US flood aid wins friends in Pakistan

KALAM, Pakistan

U.S. Army choppers carrying emergency food and water buzzed over the swollen river and washed-out bridges, landing in the valley once controlled by the Taliban. They returned laden with grateful Pakistani flood survivors — newly won friends in a country where many regard America as the No. 1 enemy.

With Pakistan reeling from two weeks of flooding that has killed 1,500 and affected nearly 14 million people, the aid-and-rescue mission by the U.S. military gives Washington a chance to strengthen a sometimes troubled alliance that is crucial to fighting militancy in the region and ensuring a stable Afghanistan.

Besides helping those trapped by the high water, the U.S. assistance already is having another effect: The Pakistani Taliban denounced it and urged a boycott of Western aid.

Storm delays work on Gulf relief well

NEW ORLEANS

An approaching tropical depression forced crews to suspend drilling Tuesday on the final stretch of a relief well aimed at shooting a permanent underground plug into BP’s broken oil well in the Gulf of Mexico.

Retired Coast Guard Adm. Thad Allen said the suspension could mean a delay of two or three days in completing the relief well, one of the last steps toward ending any threat from the well that spewed more than 200 million gallons of oil over three months before a temporary cap sealed it in mid-July.

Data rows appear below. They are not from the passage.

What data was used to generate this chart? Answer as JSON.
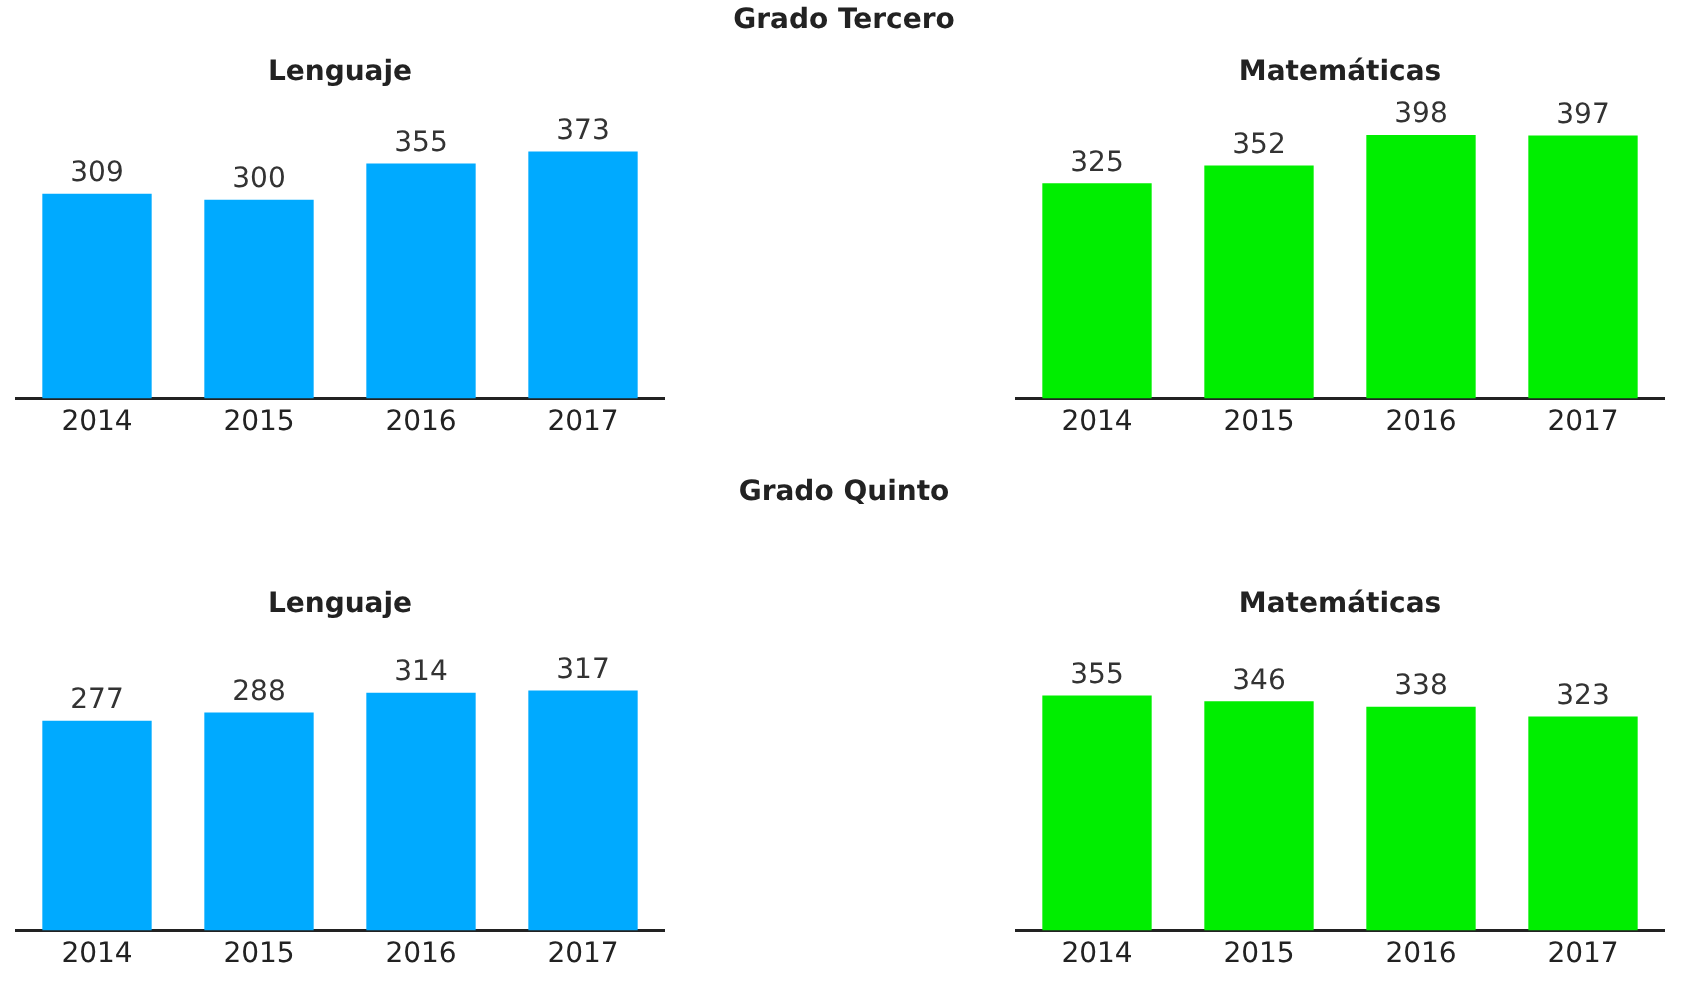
{
  "chart_data": [
    {
      "type": "bar",
      "title": "Lenguaje",
      "annotations": [
        "Grado Tercero"
      ],
      "categories": [
        "2014",
        "2015",
        "2016",
        "2017"
      ],
      "values": [
        309,
        300,
        355,
        373
      ],
      "color": "#00aaff",
      "data_labels": true,
      "grid": false,
      "legend": false
    },
    {
      "type": "bar",
      "title": "Matemáticas",
      "categories": [
        "2014",
        "2015",
        "2016",
        "2017"
      ],
      "values": [
        325,
        352,
        398,
        397
      ],
      "color": "#00ee00",
      "data_labels": true,
      "grid": false,
      "legend": false
    },
    {
      "type": "bar",
      "title": "Lenguaje",
      "annotations": [
        "Grado Quinto"
      ],
      "categories": [
        "2014",
        "2015",
        "2016",
        "2017"
      ],
      "values": [
        277,
        288,
        314,
        317
      ],
      "color": "#00aaff",
      "data_labels": true,
      "grid": false,
      "legend": false
    },
    {
      "type": "bar",
      "title": "Matemáticas",
      "categories": [
        "2014",
        "2015",
        "2016",
        "2017"
      ],
      "values": [
        355,
        346,
        338,
        323
      ],
      "color": "#00ee00",
      "data_labels": true,
      "grid": false,
      "legend": false
    }
  ]
}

Crews will pop in a temporary plug to keep what they’ve drilled so far safe, but they won’t send workers back to land. They have about 30 to 50 feet left to drill.

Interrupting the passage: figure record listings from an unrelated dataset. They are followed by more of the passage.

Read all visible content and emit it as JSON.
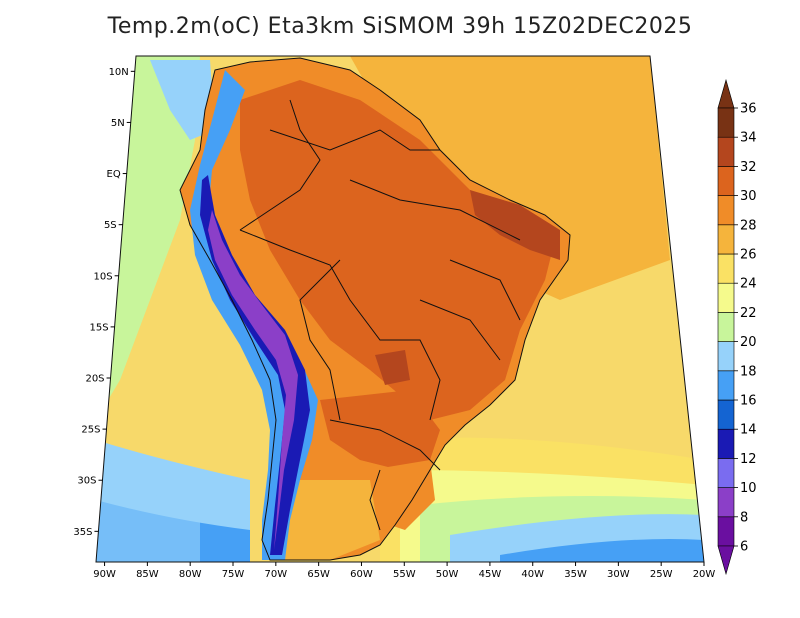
{
  "title": "Temp.2m(oC) Eta3km SiSMOM 39h 15Z02DEC2025",
  "lat_ticks": [
    {
      "lat": 10,
      "label": "10N"
    },
    {
      "lat": 5,
      "label": "5N"
    },
    {
      "lat": 0,
      "label": "EQ"
    },
    {
      "lat": -5,
      "label": "5S"
    },
    {
      "lat": -10,
      "label": "10S"
    },
    {
      "lat": -15,
      "label": "15S"
    },
    {
      "lat": -20,
      "label": "20S"
    },
    {
      "lat": -25,
      "label": "25S"
    },
    {
      "lat": -30,
      "label": "30S"
    },
    {
      "lat": -35,
      "label": "35S"
    }
  ],
  "lon_ticks": [
    {
      "lon": -90,
      "label": "90W"
    },
    {
      "lon": -85,
      "label": "85W"
    },
    {
      "lon": -80,
      "label": "80W"
    },
    {
      "lon": -75,
      "label": "75W"
    },
    {
      "lon": -70,
      "label": "70W"
    },
    {
      "lon": -65,
      "label": "65W"
    },
    {
      "lon": -60,
      "label": "60W"
    },
    {
      "lon": -55,
      "label": "55W"
    },
    {
      "lon": -50,
      "label": "50W"
    },
    {
      "lon": -45,
      "label": "45W"
    },
    {
      "lon": -40,
      "label": "40W"
    },
    {
      "lon": -35,
      "label": "35W"
    },
    {
      "lon": -30,
      "label": "30W"
    },
    {
      "lon": -25,
      "label": "25W"
    },
    {
      "lon": -20,
      "label": "20W"
    }
  ],
  "colorbar": {
    "levels": [
      "6",
      "8",
      "10",
      "12",
      "14",
      "16",
      "18",
      "20",
      "22",
      "24",
      "26",
      "28",
      "30",
      "32",
      "34",
      "36"
    ],
    "colors": [
      "#6a0fa0",
      "#8b3fc8",
      "#7a6cf0",
      "#1a1ab4",
      "#1464d2",
      "#46a0f5",
      "#96d2fa",
      "#c8f59b",
      "#f5fa8c",
      "#fae164",
      "#f5b43c",
      "#f08c28",
      "#dc641e",
      "#b4461e",
      "#783214"
    ]
  },
  "palette": {
    "ocean_far": "#f7d96a",
    "ocean_south": "#c8f59b",
    "ocean_cold": "#46a0f5",
    "land_warm": "#f08c28",
    "land_hot": "#dc641e",
    "land_very_hot": "#b4461e",
    "andes_cold": "#1a1ab4",
    "andes_coldest": "#8b3fc8"
  }
}
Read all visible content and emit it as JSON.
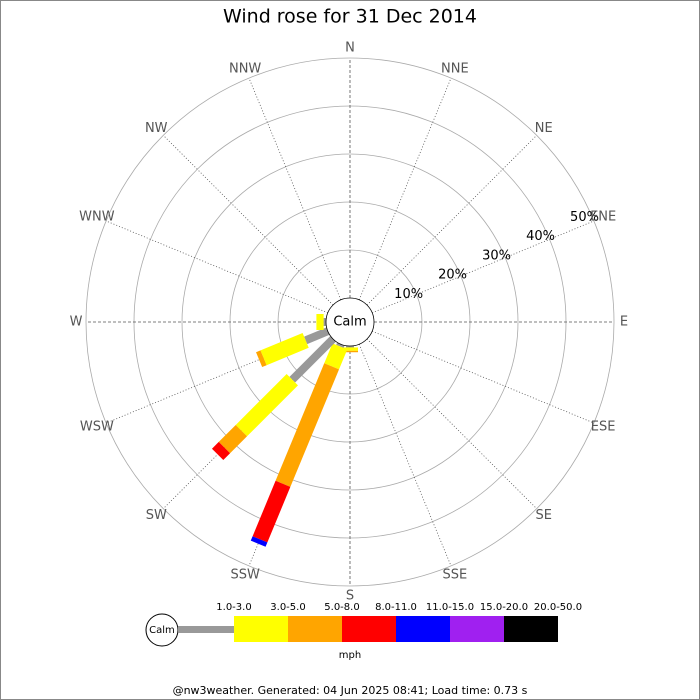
{
  "chart_data": {
    "type": "wind-rose",
    "title": "Wind rose for 31 Dec 2014",
    "center_label": "Calm",
    "directions": [
      "N",
      "NNE",
      "NE",
      "ENE",
      "E",
      "ESE",
      "SE",
      "SSE",
      "S",
      "SSW",
      "SW",
      "WSW",
      "W",
      "WNW",
      "NW",
      "NNW"
    ],
    "series": [
      {
        "name": "1.0-3.0",
        "color": "#999999",
        "values": [
          0,
          0,
          0,
          0,
          0,
          0,
          0,
          0,
          0.3,
          0.5,
          12,
          5,
          0.5,
          0,
          0,
          0
        ]
      },
      {
        "name": "3.0-5.0",
        "color": "#ffff00",
        "values": [
          0,
          0,
          0,
          0,
          0,
          0,
          0,
          0,
          0.7,
          4.5,
          15,
          9.5,
          1.5,
          0,
          0,
          0
        ]
      },
      {
        "name": "5.0-8.0",
        "color": "#ffa500",
        "values": [
          0,
          0,
          0,
          0,
          0,
          0,
          0,
          0,
          0.3,
          26.5,
          5,
          1,
          0,
          0,
          0,
          0
        ]
      },
      {
        "name": "8.0-11.0",
        "color": "#ff0000",
        "values": [
          0,
          0,
          0,
          0,
          0,
          0,
          0,
          0,
          0,
          12.5,
          2,
          0,
          0,
          0,
          0,
          0
        ]
      },
      {
        "name": "11.0-15.0",
        "color": "#0000ff",
        "values": [
          0,
          0,
          0,
          0,
          0,
          0,
          0,
          0,
          0,
          1,
          0,
          0,
          0,
          0,
          0,
          0
        ]
      },
      {
        "name": "15.0-20.0",
        "color": "#a020f0",
        "values": [
          0,
          0,
          0,
          0,
          0,
          0,
          0,
          0,
          0,
          0,
          0,
          0,
          0,
          0,
          0,
          0
        ]
      },
      {
        "name": "20.0-50.0",
        "color": "#000000",
        "values": [
          0,
          0,
          0,
          0,
          0,
          0,
          0,
          0,
          0,
          0,
          0,
          0,
          0,
          0,
          0,
          0
        ]
      }
    ],
    "ylim": [
      0,
      50
    ],
    "yticks": [
      {
        "value": 10,
        "label": "10%"
      },
      {
        "value": 20,
        "label": "20%"
      },
      {
        "value": 30,
        "label": "30%"
      },
      {
        "value": 40,
        "label": "40%"
      },
      {
        "value": 50,
        "label": "50%"
      }
    ],
    "legend_unit": "mph",
    "footer": "@nw3weather. Generated: 04 Jun 2025 08:41; Load time: 0.73 s"
  }
}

Census comes in $1.6B under budget

WASHINGTON

The U.S. Census Bureau is $1.6 billion under budget for conducting the 2010 survey, primarily due to avoiding the catastrophic problems that some had predicted, top Obama administration officials said Tuesday.

T he census, which is conducted every 10 years to gather statistics on the U.S. population, is 22 percent under budget, according to the bureau.

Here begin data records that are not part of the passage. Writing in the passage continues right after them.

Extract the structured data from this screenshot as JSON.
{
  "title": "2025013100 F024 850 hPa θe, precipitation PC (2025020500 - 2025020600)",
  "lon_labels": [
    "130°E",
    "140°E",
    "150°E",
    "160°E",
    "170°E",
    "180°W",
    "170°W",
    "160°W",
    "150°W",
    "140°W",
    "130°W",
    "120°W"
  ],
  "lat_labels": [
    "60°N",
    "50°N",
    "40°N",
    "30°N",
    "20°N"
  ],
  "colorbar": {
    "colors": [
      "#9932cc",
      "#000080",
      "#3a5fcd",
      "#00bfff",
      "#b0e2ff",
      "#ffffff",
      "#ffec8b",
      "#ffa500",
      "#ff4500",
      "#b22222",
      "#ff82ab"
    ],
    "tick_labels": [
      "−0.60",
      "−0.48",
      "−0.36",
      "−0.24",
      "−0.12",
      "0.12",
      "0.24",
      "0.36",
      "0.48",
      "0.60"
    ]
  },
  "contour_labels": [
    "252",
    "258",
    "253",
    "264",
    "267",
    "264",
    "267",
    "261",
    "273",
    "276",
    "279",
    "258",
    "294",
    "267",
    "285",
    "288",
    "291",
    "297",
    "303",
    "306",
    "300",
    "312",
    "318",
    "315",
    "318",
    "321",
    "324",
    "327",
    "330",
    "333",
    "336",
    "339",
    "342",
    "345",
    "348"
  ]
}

In response to doomsday predictions of possible glitches in new survey software, Congress allocated a contingency fund to tap if anything arose that would hinder the survey.

Search for fugitives in Mont., Canada

CODY, Wyo.

Authorities focused Tuesday on western Montana and southwest Canada in the search for an escaped convict from Arizona and his suspected accomplice.

U.S. marshals said there have been reports that the accomplice, Casslyn Welch, was spotted Sunday at a restaurant in St. Mary, Mont., near Glacier National Park.

Montana’s acting marshal, Rod Ostermiller, said there were multiple other tips from the Glacier area, but he didn’t say whether any included sightings of escapee John McCluskey.

Colombia, Venezuela restore relations

SANTA MARTA, Colombia

The presidents of Colombia and Venezuela announced Tuesday they will restore diplomatic relations severed 20 days ago by Caracas, ending a dispute over allegations that Colombian rebels have camps in Venezuela.

The rapprochement came in a meeting between Venezuelan President Hugo Chavez and Colombia’s new leader, Juan Manuel Santos, in the city of Santa Marta on Colombia’s Caribbean coast.

Chavez said the countries are starting down a new road after eight years of often prickly relations under Santos’ predecessor, Alvaro Uribe.